James Watt, whose steam engines powered the Industrial Revolution, and his business partner Matthew Boulton are currently featuring on the 50 notes from the Bank of England. However, on July 15th, the bank announced that Alan Turing, the man who built Colossus, the first programmable, electronic, digital computer in the world and who also developed much of the computer science theory, especially the idea of algorithms, will instead be depicted from 2021 fifties. During the Second World War, Colossus was used to break German codes, significantly shortening hostilities. However, that earned Turing scant recognition, partially because of the secrecy of the project and partially because of his illicit activities in Britain, which were illegal back then. It’s debatable what has altered the world more, steam engines or computers. But Watt died in his 80s, rich and lauded by his fellows. Turing died at the age of 41, possibly self-inflicted, of cyanide poisoning.

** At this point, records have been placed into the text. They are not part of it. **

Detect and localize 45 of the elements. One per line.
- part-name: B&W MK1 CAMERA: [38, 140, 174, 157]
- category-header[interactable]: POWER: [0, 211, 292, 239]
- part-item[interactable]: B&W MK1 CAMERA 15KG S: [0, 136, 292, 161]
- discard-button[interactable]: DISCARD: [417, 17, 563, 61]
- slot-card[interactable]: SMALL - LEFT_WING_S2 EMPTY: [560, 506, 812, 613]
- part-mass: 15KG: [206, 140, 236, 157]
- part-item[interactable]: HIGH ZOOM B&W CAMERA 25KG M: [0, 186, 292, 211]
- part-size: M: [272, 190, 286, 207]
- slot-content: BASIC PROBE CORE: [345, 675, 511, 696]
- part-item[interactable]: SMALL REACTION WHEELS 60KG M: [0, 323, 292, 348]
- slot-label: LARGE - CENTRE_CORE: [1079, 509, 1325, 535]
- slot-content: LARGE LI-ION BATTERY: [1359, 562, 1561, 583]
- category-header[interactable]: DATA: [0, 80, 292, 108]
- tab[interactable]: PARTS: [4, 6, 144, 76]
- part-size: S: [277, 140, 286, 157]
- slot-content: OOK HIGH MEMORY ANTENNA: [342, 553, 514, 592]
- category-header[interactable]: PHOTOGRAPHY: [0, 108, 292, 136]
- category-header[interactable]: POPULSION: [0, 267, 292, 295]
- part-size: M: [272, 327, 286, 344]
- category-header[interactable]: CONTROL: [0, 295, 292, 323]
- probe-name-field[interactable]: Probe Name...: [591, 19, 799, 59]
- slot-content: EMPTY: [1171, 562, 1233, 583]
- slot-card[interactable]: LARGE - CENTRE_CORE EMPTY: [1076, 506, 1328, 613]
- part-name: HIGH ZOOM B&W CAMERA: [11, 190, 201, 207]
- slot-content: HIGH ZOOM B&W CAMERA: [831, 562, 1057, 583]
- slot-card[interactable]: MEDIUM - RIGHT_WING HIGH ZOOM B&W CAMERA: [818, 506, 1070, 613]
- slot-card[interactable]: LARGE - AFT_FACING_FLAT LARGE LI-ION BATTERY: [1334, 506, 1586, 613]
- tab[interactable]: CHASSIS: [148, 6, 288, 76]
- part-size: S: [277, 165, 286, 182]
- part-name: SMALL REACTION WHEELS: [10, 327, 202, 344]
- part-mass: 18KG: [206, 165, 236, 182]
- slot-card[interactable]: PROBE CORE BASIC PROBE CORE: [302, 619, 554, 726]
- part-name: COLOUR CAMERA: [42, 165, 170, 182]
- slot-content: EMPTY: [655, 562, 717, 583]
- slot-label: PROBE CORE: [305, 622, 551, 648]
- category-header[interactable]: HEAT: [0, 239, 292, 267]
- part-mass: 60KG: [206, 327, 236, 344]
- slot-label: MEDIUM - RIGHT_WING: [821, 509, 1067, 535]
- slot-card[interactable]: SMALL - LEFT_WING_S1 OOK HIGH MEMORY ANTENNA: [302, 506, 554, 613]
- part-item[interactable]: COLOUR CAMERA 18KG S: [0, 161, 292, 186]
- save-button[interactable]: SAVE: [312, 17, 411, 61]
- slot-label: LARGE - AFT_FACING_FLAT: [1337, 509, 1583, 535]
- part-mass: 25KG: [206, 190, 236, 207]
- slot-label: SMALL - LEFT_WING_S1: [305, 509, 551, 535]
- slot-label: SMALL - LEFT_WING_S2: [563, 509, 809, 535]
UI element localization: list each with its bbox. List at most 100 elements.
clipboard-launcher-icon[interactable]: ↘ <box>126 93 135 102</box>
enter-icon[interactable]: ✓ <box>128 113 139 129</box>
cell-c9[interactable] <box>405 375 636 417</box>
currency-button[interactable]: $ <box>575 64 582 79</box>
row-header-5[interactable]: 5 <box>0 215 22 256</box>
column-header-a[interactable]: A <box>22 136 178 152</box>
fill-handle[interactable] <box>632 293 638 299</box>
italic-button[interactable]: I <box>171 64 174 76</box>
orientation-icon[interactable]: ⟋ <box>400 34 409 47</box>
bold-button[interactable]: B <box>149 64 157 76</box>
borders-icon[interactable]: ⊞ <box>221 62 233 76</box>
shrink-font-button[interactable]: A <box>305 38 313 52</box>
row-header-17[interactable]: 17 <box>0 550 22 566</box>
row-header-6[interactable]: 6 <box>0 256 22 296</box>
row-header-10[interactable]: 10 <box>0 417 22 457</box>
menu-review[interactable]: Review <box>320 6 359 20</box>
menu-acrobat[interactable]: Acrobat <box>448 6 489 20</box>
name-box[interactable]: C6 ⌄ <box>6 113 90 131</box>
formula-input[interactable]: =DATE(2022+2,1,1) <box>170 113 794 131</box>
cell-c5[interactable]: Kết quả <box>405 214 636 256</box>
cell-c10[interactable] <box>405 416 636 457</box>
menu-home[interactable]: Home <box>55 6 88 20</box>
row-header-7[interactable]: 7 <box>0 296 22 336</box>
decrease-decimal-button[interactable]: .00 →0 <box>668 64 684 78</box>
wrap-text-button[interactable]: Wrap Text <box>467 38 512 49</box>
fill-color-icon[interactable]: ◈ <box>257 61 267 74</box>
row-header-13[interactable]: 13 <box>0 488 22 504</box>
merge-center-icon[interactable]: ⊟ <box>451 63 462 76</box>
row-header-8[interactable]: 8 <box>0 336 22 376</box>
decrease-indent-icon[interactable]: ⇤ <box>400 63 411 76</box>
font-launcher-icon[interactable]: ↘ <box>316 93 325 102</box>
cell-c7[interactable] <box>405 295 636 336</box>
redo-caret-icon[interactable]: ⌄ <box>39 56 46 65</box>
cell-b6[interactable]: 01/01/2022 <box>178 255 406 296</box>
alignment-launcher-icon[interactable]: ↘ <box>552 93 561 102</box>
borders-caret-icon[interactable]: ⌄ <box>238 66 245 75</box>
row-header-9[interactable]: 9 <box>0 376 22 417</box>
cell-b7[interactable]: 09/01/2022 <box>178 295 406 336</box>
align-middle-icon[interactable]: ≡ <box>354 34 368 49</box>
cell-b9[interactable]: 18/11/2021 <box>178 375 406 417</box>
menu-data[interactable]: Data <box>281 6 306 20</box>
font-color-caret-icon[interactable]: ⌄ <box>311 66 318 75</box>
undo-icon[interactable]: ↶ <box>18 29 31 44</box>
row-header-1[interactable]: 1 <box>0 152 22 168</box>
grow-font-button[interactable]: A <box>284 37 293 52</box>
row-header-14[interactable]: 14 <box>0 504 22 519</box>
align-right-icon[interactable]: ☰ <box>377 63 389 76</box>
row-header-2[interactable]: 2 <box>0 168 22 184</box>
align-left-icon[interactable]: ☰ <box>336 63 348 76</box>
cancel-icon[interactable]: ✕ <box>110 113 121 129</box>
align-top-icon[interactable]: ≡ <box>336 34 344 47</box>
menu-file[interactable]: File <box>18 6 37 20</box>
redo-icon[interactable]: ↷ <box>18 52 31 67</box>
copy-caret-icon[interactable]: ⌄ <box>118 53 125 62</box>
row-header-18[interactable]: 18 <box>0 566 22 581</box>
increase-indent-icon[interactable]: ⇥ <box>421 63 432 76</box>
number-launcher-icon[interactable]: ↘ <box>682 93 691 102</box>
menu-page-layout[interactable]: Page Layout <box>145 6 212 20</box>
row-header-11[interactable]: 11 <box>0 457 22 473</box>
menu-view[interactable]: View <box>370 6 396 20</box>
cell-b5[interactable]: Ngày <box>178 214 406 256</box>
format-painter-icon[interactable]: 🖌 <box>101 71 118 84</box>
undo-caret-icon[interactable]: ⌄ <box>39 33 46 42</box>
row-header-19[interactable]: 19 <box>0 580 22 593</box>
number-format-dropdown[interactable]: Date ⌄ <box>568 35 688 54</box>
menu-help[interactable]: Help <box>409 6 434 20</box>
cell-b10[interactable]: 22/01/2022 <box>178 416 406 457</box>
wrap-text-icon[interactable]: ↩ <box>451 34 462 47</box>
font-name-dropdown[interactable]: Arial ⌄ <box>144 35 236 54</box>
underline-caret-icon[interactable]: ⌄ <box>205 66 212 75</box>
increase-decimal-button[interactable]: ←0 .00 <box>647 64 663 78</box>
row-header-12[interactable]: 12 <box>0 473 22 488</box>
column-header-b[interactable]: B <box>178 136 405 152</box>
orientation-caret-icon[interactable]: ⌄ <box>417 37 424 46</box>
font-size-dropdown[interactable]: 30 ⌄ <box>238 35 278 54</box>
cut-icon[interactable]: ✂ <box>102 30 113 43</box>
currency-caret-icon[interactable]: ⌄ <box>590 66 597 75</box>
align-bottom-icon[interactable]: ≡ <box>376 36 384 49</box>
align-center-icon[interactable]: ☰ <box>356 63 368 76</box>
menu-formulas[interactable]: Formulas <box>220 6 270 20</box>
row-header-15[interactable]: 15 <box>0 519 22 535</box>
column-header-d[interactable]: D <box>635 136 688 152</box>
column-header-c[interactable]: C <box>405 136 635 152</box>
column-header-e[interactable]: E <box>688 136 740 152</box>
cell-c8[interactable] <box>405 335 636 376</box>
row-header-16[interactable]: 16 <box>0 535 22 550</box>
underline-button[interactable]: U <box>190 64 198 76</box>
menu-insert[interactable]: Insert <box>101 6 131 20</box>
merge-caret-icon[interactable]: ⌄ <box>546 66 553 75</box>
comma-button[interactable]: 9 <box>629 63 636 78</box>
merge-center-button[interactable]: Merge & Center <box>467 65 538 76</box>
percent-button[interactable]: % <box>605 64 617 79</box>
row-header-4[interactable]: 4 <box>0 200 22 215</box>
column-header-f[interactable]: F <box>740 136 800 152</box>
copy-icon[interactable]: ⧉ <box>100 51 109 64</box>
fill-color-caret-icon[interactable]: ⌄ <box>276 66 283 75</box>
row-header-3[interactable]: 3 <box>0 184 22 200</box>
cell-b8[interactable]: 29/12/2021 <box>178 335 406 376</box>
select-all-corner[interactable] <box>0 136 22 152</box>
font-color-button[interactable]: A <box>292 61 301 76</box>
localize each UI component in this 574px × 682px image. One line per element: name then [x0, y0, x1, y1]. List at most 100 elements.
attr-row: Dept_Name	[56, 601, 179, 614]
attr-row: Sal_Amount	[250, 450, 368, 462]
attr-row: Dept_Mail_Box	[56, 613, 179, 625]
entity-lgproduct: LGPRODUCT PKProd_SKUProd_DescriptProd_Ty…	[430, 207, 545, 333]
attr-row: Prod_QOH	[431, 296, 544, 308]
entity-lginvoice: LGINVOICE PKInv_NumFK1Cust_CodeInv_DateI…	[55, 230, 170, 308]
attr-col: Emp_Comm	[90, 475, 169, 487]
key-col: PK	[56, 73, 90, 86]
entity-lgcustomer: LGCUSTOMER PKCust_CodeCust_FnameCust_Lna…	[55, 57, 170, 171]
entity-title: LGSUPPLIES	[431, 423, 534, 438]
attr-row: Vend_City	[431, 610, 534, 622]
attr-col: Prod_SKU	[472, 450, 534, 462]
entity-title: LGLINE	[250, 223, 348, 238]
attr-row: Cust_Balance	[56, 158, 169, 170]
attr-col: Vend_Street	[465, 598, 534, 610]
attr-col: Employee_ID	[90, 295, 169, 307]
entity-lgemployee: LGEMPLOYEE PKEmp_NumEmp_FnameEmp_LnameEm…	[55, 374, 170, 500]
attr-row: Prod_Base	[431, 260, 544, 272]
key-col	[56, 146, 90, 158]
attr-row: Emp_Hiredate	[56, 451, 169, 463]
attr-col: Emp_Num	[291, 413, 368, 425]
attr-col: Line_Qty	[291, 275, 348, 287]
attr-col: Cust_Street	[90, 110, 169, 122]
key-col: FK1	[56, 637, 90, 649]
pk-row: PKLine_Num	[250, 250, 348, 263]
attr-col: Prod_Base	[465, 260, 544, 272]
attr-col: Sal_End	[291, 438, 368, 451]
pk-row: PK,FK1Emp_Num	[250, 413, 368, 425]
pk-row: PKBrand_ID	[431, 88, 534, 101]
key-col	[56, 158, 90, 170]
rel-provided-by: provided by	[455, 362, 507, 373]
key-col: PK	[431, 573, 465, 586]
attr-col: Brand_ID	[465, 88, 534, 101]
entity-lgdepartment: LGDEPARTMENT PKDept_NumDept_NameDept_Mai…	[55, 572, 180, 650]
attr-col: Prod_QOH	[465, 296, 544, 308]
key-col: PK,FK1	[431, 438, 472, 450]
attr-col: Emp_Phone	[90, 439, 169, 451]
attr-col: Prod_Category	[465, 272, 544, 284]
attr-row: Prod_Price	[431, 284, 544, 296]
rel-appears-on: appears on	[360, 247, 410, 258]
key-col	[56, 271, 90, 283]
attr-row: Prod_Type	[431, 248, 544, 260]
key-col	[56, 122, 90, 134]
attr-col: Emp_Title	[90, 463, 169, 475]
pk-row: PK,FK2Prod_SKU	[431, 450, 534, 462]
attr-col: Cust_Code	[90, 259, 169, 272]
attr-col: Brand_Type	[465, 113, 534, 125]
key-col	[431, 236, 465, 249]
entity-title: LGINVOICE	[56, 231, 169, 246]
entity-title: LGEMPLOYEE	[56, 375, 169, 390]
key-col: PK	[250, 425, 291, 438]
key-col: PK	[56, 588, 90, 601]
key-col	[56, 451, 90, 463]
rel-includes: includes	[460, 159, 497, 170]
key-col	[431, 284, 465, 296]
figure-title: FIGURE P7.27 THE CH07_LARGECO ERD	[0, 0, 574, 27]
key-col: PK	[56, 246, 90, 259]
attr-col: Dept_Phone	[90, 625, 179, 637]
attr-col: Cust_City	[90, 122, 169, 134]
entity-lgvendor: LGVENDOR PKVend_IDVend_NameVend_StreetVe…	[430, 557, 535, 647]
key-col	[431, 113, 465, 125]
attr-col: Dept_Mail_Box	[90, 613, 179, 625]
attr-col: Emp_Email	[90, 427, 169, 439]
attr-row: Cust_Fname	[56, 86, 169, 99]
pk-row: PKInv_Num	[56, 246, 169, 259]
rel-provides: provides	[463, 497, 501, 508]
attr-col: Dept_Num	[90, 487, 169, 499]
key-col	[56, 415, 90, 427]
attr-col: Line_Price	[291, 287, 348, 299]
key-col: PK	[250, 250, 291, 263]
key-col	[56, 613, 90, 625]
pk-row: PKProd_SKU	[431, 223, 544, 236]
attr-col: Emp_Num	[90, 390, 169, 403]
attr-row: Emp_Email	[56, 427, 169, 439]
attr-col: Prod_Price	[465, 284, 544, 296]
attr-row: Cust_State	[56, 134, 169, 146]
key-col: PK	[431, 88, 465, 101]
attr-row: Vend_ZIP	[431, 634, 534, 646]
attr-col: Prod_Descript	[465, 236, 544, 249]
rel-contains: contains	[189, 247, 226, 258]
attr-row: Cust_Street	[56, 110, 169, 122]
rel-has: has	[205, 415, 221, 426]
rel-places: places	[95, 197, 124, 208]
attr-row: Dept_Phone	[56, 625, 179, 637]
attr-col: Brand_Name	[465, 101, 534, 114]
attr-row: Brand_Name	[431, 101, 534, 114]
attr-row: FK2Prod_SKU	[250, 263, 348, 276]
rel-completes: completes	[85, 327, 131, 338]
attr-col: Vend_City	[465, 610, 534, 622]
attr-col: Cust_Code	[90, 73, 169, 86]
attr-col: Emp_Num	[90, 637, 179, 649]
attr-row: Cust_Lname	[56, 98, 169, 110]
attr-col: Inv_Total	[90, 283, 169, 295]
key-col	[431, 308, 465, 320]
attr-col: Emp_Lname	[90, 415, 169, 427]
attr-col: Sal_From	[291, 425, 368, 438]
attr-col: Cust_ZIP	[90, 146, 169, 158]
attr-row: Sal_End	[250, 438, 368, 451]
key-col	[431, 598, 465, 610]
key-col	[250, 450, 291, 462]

The Bank recognized Turing’s crucial position in early computer development, first at the National Physical Laboratory and then at Manchester University.
“He set the foundations for work on artificial intelligence by considering the question of whether machines could think,” the Bank said. “Turing was found to participate in activities deem illegal at that time and was posthumously pardoned by the Queen, having been convicted of gross indecency for his relationship with a man. His legacy continues to have an impact on both science and society today.”
The veteran gay rights campaigner, Peter Tatchell, said the £ 50 note announcement was “a much-deserved accolade for one of the 20th century’s biggest minds.” Turing’s face will appear on the new £ 50 polymer note when it comes into circulation in 2021, following a process of public consultation to honour an eminent British scientist.
The Bank said a total of 227,299 nominations had been obtained, covering 989 eligible characters. These have been reduced to a shortlist of 12, with Carney making the final decision.
Mary Anning, Paul Dirac, Rosalind Franklin, William Herschel, Caroline Herschel, Dorothy Hodgkin, Ada Lovelace and Charles Babbage, Stephen Hawking, James Clerk Maxwell, Srinivasa Ramanujan, Ernest Rutherford, Frederick Sanger, and Alan Turing were the shortlisted characters or pairs of protagonists.
Speaking at the launch, Carney said it was “as inclusive as possible” to select fresh notes.MPs and campaigners had advised, however, that selecting a white scientist would risk sending a “harmful signal that ethnic minorities are invisible,” while the Bank’s campaign team, Banknotes of Color, said on Monday that its 150,000-strong petition to have an ethnic minority on a banknote was “not taken seriously.”
The note was revealed at the Museum of Science and Industry in Manchester, a brief walk from the University building in Manchester where Turing helped to create programming for Ferranti Mark 1, the world’s first commercially accessible electronic computer.
A fresh museum exhibition features several artifacts related to the pioneering scientist, including an initial Enigma cipher device used in the Second World War, electronic parts for a Ferranti Mark 1 computer, and a 1951 Manchester University advertising brochure with a computer-leaning Turing photograph.
John Leech, Manchester Withington’s former Liberal Democrat MP who helped lead the Turing Law campaign, said he was “very emotional” to see the new £50 note officially unveiled and that it was “a huge acknowledgement of his mistreatment and an unprecedented contribution to society.”
Leech said: “The difference Alan Turing made to society is almost impossible to put into words, but perhaps the most poignant instance is that his job is estimated to have reduced the conflict by four years and saved up to 21 million lives.
“And yet the way he was treated afterwards remains a national embarrassment and an example of society at its absolute worst.”
While Turing would certainly have celebrated the technological advances that move Britain towards a “cashless” society – more than half of transactions are now on contactless cards, compared to less than 30% when Carney became governor in 2013 – Carney insisted that physical notes would remain in circulation “for a very long time.”
Article originally featured by The Economist.